Donald Trump a construit une grande partie de sa victoire surprise à l’élection présidentielle américaine sur un discours de rejet des élites de Washington et de Wall Street. Une stratégie gagnante qui lui a permis d’attirer une grande partie des classes populaires blanches, au détriment des Démocrates. Mais ceux qui ont pris au sérieux sa rhétorique anti-libérale, et sa dénonciation du libre-échange, des délocalisations et des excès de la finance, risquent fort de déchanter. Donald Trump se prépare en effet à nommer une équipe qui accordera une large place aux intérêts économiques. Avec notamment un ancien dirigeant de Goldman Sachs au Trésor et le patron d’une firme pétrolière au Secrétariat à l’Énergie.

Une partie des postes ministériels de la future administration Trump sera sans doute réservée aux membres du parti républicain qui se sont rangés derrière lui – comme l’ancien maire de New York Rudy Giuliani ou l’ex gouverneur du New Jersey Chris Christie – mais, pour le reste, la consigne est de trouver des personnalités du monde de l’entreprise. Outre Steven Mnuchin, ancien de Goldman Sachs, patron de la firme d’investissement Dune Capital Management et principal conseiller économique de Trump, favori pour la position de Secrétaire au Trésor, deux patrons de firmes pétrolières pourraient être nommés à l’Intérieur et à l’Énergie (Forrest Lucas de Lucas Oil et Harold Hamm de Continental Resources respectivement).
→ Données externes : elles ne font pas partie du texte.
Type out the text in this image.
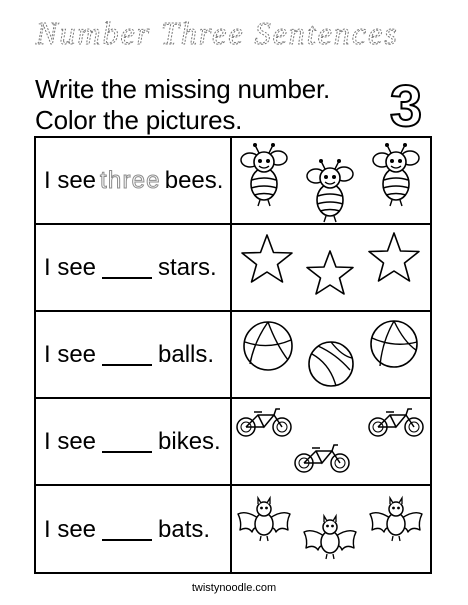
Number Three Sentences
Write the missing number.
Color the pictures.	3
I see three bees.
I see	stars.
I see	balls.
I see	bikes.
I see	bats.
twistynoodle.com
Selon le site Politico, d’autres hommes d’affaires ou ancien dirigeants d’entreprises pourraient hériter, notamment, des Secrétariats d’État au Commerce et au Travail. Sans oublier le poste de Secrétaire à l’Agriculture, où plusieurs représentants de agrobusiness sont pressentis. La direction de l’Agence fédérale de l’environnement pourrait, elle, se voir confier à Myron Ebell, dirigeant de lobbys climato-sceptiques.